Kurak Günler- Yaşamlar Demek Daha Mı Doğru Olur?

 Emin Alper'in geçen yıl çok konuşulan filmi Kurak Günler ile ilgili birkaç demek istediğim şey var. İzninizle. 



Öncelikle film 2 saatten çok az uzun. Bağlanabileceğin hiç bir karakter yok. Bu film sevenler için üzücü olabilir belki diye dedim. Karaktere bağlandığında film daha izlenebilir ve sevilebilir hale geliyor. Belki ondandır. 

Filmin konusundan biraz bahsetmek istiyorum. Yanıklar adlı bir yere yeni atanan savcının, yaşanan susuzluk sorununu ve özellikle tek eğlencesi olan domuz yakalayıp, öldürmek olan köyde yaşadıklarını görüyoruz. Savcı köydeki sorunlardan birini çözmeye çalışırken, başka bir sorun ile karşılaşıyor. 

Susuzluk çok büyük bir problem olmasına rağmen, köyün suyundan yararlanan ne hikmetse sadece devlet ve devlet adamları. Su problemi yüzünden her gün köyün farklı yerlerinde obruklar oluşuyor. Bu obrukları filmin afişlerinde de görebilirsiniz. İki taraf oluşturan, çekişmeli, nerede olacağın sana kalmış savaşı.

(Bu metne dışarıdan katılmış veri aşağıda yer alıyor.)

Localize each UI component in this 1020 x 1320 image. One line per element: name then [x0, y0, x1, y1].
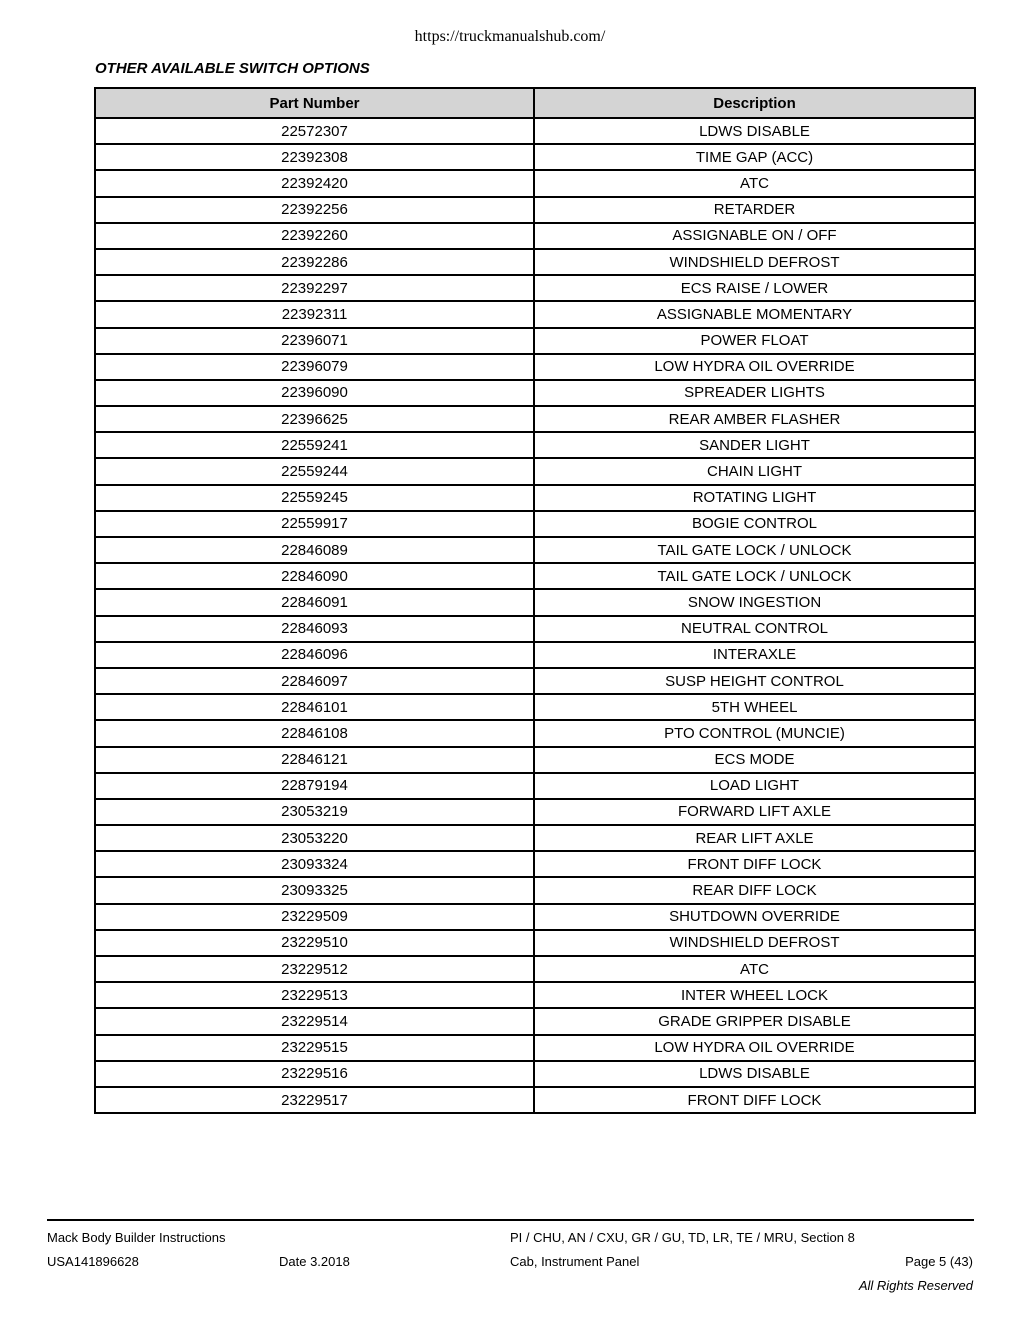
footer-doc-id: USA141896628: [47, 1254, 139, 1269]
part-number-cell: 23229516: [95, 1061, 534, 1087]
part-number-cell: 22392311: [95, 301, 534, 327]
table-row: [95, 406, 975, 432]
table-row: [95, 118, 975, 144]
table-row: [95, 249, 975, 275]
part-number-cell: 23229512: [95, 956, 534, 982]
description-cell: REAR DIFF LOCK: [534, 877, 975, 903]
footer-page-number: Page 5 (43): [905, 1254, 973, 1269]
description-cell: INTER WHEEL LOCK: [534, 982, 975, 1008]
description-cell: REAR AMBER FLASHER: [534, 406, 975, 432]
source-url[interactable]: https://truckmanualshub.com/: [414, 28, 606, 45]
part-number-cell: 23229514: [95, 1008, 534, 1034]
part-number-cell: 23229517: [95, 1087, 534, 1113]
part-number-cell: 22559245: [95, 485, 534, 511]
footer-divider: [47, 1219, 974, 1221]
table-row: [95, 1087, 975, 1113]
column-header-part-number: Part Number: [95, 88, 534, 118]
table-row: [95, 354, 975, 380]
part-number-cell: 22572307: [95, 118, 534, 144]
table-row: [95, 537, 975, 563]
description-cell: RETARDER: [534, 197, 975, 223]
part-number-cell: 22846121: [95, 747, 534, 773]
table-body: [95, 118, 975, 1113]
part-number-cell: 22392297: [95, 275, 534, 301]
part-number-cell: 22846093: [95, 616, 534, 642]
table-row: [95, 328, 975, 354]
part-number-cell: 22392256: [95, 197, 534, 223]
description-cell: WINDSHIELD DEFROST: [534, 930, 975, 956]
description-cell: ROTATING LIGHT: [534, 485, 975, 511]
description-cell: PTO CONTROL (MUNCIE): [534, 720, 975, 746]
table-row: [95, 930, 975, 956]
table-row: [95, 589, 975, 615]
table-row: [95, 144, 975, 170]
part-number-cell: 22396090: [95, 380, 534, 406]
part-number-cell: 22846096: [95, 642, 534, 668]
table-row: [95, 694, 975, 720]
part-number-cell: 22846090: [95, 563, 534, 589]
table-row: [95, 485, 975, 511]
part-number-cell: 22559917: [95, 511, 534, 537]
description-cell: GRADE GRIPPER DISABLE: [534, 1008, 975, 1034]
part-number-cell: 22396625: [95, 406, 534, 432]
description-cell: INTERAXLE: [534, 642, 975, 668]
part-number-cell: 22846108: [95, 720, 534, 746]
description-cell: BOGIE CONTROL: [534, 511, 975, 537]
description-cell: ECS RAISE / LOWER: [534, 275, 975, 301]
description-cell: LDWS DISABLE: [534, 118, 975, 144]
description-cell: TIME GAP (ACC): [534, 144, 975, 170]
description-cell: POWER FLOAT: [534, 328, 975, 354]
part-number-cell: 23093324: [95, 851, 534, 877]
description-cell: SHUTDOWN OVERRIDE: [534, 904, 975, 930]
description-cell: ATC: [534, 956, 975, 982]
table-row: [95, 170, 975, 196]
description-cell: LOAD LIGHT: [534, 773, 975, 799]
description-cell: ASSIGNABLE MOMENTARY: [534, 301, 975, 327]
part-number-cell: 22396079: [95, 354, 534, 380]
part-number-cell: 22846091: [95, 589, 534, 615]
table-row: [95, 1008, 975, 1034]
description-cell: WINDSHIELD DEFROST: [534, 249, 975, 275]
table-row: [95, 380, 975, 406]
part-number-cell: 23229509: [95, 904, 534, 930]
description-cell: FORWARD LIFT AXLE: [534, 799, 975, 825]
table-row: [95, 747, 975, 773]
part-number-cell: 22392286: [95, 249, 534, 275]
description-cell: SUSP HEIGHT CONTROL: [534, 668, 975, 694]
column-header-description: Description: [534, 88, 975, 118]
part-number-cell: 23093325: [95, 877, 534, 903]
part-number-cell: 22392308: [95, 144, 534, 170]
part-number-cell: 22559244: [95, 458, 534, 484]
footer-rights: All Rights Reserved: [858, 1278, 973, 1293]
table-row: [95, 511, 975, 537]
part-number-cell: 23229515: [95, 1035, 534, 1061]
description-cell: TAIL GATE LOCK / UNLOCK: [534, 563, 975, 589]
description-cell: SANDER LIGHT: [534, 432, 975, 458]
description-cell: SNOW INGESTION: [534, 589, 975, 615]
table-row: [95, 825, 975, 851]
description-cell: LOW HYDRA OIL OVERRIDE: [534, 1035, 975, 1061]
description-cell: TAIL GATE LOCK / UNLOCK: [534, 537, 975, 563]
description-cell: 5TH WHEEL: [534, 694, 975, 720]
part-number-cell: 22396071: [95, 328, 534, 354]
footer-date: Date 3.2018: [279, 1254, 350, 1269]
part-number-cell: 23053220: [95, 825, 534, 851]
table-row: [95, 197, 975, 223]
part-number-cell: 22846097: [95, 668, 534, 694]
part-number-cell: 22392260: [95, 223, 534, 249]
part-number-cell: 23229510: [95, 930, 534, 956]
footer-models: PI / CHU, AN / CXU, GR / GU, TD, LR, TE / MRU, Section 8: [510, 1230, 855, 1245]
part-number-cell: 22846101: [95, 694, 534, 720]
table-header-row: [95, 88, 975, 118]
table-row: [95, 1061, 975, 1087]
description-cell: ECS MODE: [534, 747, 975, 773]
table-row: [95, 275, 975, 301]
footer-chapter: Cab, Instrument Panel: [510, 1254, 640, 1269]
table-row: [95, 773, 975, 799]
table-row: [95, 616, 975, 642]
table-row: [95, 642, 975, 668]
description-cell: LOW HYDRA OIL OVERRIDE: [534, 354, 975, 380]
table-row: [95, 223, 975, 249]
part-number-cell: 23053219: [95, 799, 534, 825]
table-row: [95, 458, 975, 484]
description-cell: CHAIN LIGHT: [534, 458, 975, 484]
description-cell: FRONT DIFF LOCK: [534, 1087, 975, 1113]
table-row: [95, 563, 975, 589]
table-row: [95, 720, 975, 746]
table-row: [95, 956, 975, 982]
footer-doc-title: Mack Body Builder Instructions: [47, 1230, 226, 1245]
table-row: [95, 799, 975, 825]
description-cell: ATC: [534, 170, 975, 196]
table-row: [95, 982, 975, 1008]
switch-options-table: [94, 87, 976, 1114]
section-title: OTHER AVAILABLE SWITCH OPTIONS: [95, 60, 370, 77]
part-number-cell: 22559241: [95, 432, 534, 458]
table-row: [95, 904, 975, 930]
description-cell: LDWS DISABLE: [534, 1061, 975, 1087]
table-row: [95, 877, 975, 903]
description-cell: SPREADER LIGHTS: [534, 380, 975, 406]
part-number-cell: 22846089: [95, 537, 534, 563]
table-row: [95, 851, 975, 877]
part-number-cell: 22879194: [95, 773, 534, 799]
part-number-cell: 23229513: [95, 982, 534, 1008]
description-cell: ASSIGNABLE ON / OFF: [534, 223, 975, 249]
description-cell: FRONT DIFF LOCK: [534, 851, 975, 877]
table-row: [95, 301, 975, 327]
part-number-cell: 22392420: [95, 170, 534, 196]
table-row: [95, 1035, 975, 1061]
description-cell: NEUTRAL CONTROL: [534, 616, 975, 642]
description-cell: REAR LIFT AXLE: [534, 825, 975, 851]
table-row: [95, 432, 975, 458]
table-row: [95, 668, 975, 694]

Filmde benim ilk dikkatimi çeken şey, Murat'ın cinsel yöneliminin bir erkeğe mi acaba diye soruşum oldu. Filmi bitirdikten sonra da izlediğim videolarda bunu söyleyen çok insan var. Savcının da bir zaman sonra kendinden şüphelenmesi, şüphesini gizleyememesini de gördüm. Film boyunca savcının birçok şeyden dolayı kendinden şüphe duyması da gayet insanı bir durum. 

2. dikkat çeken şey yarım akıllı bir kadının 3 kez tecavüze uğraması fakat kadın yarım akıllı olduğu için devlet tarafından dikkate alınmaması. Savcı da bu duruma şahit olduğu için ya da şahit olduğunu düşündüğü için araştırmaya giriyor. Bu sırada kadın hakimin onu durdurmaya çalışması benim gerçekten sinirimi bozdu. Bir kadın olarak, başka bir kadının 3 kez tecavüze uğramasını görmezden gelip nasıl görevine devam edebiliyor, nasıl yarım akıllı olduğu için doğruyu söylemez diyebiliyor, aklım almıyor. 

Film hakkında daha fazla spoiler vermeden aslında ne kadar da hayatımızı anlattığını, gerçekleri yüzümüze vurduğunu görebilirsiniz. Türkiye'de güzelim afişi varken, başka bir afişi kullanmak da nasıl bir durumda olduğumuzu maalesef ki gösteriyor.


Tek eğlencesi domuz öldürüp, mahalleli ile birlikte domuzu kovalamak olan bir köyün aslında sadece köyden ibaret olmadığını görebiliriz. Kendimiz eğlendirmek için başkalarına acı veren diziler ve filmleri yapmak gibi mesela. Kimseyi etkilemez ya diye düşündüğümüz birçok şeyin aslında kaç kişinin psikolojisini etkilediğini görmezden geliyoruz. 

En gururlandığım ve aynı zamanda da gururlanırken üzüldüğüm bir sahne vardı filmde. Tecavüz edilen kadının babasının konuştuğu sahne. İnsanın içine işleyen bir konuşma eşliğinde ne kadar acınası bir durumda olduğumuzu gösteriyor. 

Kuraklık teması da bence göremediğimiz birçok şeyin eriyip gittiği bu dünyada maalesef ki  göreceklerimize ayna tutması. Afişteki kan da, filmde öldürülen domuzun yolda yaptığı iz ile aynı ve yolun ortasında savcı var. Aynı filmde arabasıyla geçmesi gibi. 

Emin Alper'in gizliden gizliye ama aynı zamanda gözümüze soka soka gerçekleri anlattığı bu film için , cesaretli davranışı için tebrik ediyorum.